Feng Xiaogangs The Banquet scheint diese Aussage als Hauptmotiv zu nehmen und sein Baryzentrum dahingehend zu verlagern, diesem Kern Nachdruck zu verleihen. Dafür benutzt er nicht wie häufig kolportiert ein wuxia - Universum, sondern die geschichtlichen Dramen Shakespeares als Einweisung für seine eigene kleine Geschichte um Mord und Totschlag, hervorgerufen durch das Streben um Macht und Liebe. Tödlicher als das stärkste Gift ist das menschliche Herz.

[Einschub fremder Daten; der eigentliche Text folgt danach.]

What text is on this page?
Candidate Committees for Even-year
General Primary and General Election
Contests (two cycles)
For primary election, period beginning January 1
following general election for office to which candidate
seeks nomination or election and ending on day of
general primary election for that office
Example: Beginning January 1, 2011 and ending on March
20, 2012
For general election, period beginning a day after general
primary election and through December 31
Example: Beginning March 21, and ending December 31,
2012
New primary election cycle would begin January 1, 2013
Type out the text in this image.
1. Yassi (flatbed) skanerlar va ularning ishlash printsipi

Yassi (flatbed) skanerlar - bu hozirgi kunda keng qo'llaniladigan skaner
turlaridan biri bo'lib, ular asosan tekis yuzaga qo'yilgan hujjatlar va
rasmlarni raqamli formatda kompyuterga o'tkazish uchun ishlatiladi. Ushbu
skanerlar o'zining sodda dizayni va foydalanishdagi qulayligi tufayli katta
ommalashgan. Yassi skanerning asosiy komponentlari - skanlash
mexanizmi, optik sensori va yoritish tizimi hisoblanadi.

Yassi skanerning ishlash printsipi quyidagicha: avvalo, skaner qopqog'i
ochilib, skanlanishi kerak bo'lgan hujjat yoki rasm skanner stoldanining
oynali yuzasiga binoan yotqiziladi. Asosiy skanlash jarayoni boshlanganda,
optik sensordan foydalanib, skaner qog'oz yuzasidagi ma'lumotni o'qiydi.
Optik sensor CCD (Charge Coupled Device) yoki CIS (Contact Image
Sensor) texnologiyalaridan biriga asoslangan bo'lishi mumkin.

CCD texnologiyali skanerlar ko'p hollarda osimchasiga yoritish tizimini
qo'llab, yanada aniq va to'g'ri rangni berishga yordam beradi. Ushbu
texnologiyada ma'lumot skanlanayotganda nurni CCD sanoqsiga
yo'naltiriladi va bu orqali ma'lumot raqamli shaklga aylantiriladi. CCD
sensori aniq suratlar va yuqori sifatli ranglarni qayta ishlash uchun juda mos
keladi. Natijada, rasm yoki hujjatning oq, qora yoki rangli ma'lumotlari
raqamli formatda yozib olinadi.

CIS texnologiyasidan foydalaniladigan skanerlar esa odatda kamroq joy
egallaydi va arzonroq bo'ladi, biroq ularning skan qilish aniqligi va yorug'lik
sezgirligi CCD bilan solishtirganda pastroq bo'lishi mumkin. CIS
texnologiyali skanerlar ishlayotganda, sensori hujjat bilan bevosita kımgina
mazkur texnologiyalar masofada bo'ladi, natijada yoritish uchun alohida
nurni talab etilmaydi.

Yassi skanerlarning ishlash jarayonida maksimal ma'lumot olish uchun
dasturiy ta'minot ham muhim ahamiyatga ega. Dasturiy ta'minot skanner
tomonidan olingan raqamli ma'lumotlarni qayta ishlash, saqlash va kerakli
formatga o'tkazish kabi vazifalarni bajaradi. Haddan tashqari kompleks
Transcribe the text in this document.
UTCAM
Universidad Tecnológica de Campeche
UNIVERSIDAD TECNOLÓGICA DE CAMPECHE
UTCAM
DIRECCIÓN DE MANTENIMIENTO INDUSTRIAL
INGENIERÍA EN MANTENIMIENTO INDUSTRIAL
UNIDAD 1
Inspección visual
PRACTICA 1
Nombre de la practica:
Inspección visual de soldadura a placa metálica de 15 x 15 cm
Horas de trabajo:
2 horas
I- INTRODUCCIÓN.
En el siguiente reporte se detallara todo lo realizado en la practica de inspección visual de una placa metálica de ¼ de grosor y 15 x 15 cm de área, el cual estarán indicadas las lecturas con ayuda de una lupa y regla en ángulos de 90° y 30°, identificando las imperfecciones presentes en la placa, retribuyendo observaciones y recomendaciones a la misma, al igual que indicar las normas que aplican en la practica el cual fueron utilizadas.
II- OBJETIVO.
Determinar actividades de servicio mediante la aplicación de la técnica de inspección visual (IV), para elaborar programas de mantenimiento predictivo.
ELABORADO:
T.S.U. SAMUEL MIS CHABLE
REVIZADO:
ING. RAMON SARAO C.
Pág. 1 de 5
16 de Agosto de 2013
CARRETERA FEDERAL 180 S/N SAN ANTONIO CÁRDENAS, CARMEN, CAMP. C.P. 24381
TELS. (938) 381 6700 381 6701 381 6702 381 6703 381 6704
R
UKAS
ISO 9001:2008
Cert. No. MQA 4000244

Dabei spürt man die Leidenschaft hinter den Taten, den Untaten, nicht. Banquet ist ein kalter Film, der sich darauf konzentriert, die richtige Balance zwischen abgefilmtem Theater und einem notgedrungen kommerziell - monumentalen Epos zu suchen und die beabsichtigten Anklänge an den grossen Dichter auch respektierlich für das heutige Publikum zu übertragen. Allerdings in der Quarto - Ausgabe. Man macht es Vielen recht, aber kann nicht verhindern, unentschlossen und gleichzeitig programmiert zu wirken. Über lange Zeit sieht alles zu gut aus; man ist sich offensichtlich seiner Möglichkeiten ebenso bewusst wie man auch exakt darauf abzielt, als grosses Kino mit ganz viel Anspruch hervorzugehen. Nichts wirkt auch nur im Ansatz improvisiert, sondern als Gegenteil einer off - off Aufführung nach ausführlicher Planung auf den wirkungsvollsten Effekt hin inszeniert. Banquet ist so formvollendet, dass er unheimlich schwerfällig wird. Die Aussage dahinter ist so intensiv und gleichzeitig simpel, dass man analog dazu vielleicht sogar wirklich zwischen diesen Extremen von massig Kargheit auf der einen Seite und wenig Pompösität auf der anderen pendeln muss.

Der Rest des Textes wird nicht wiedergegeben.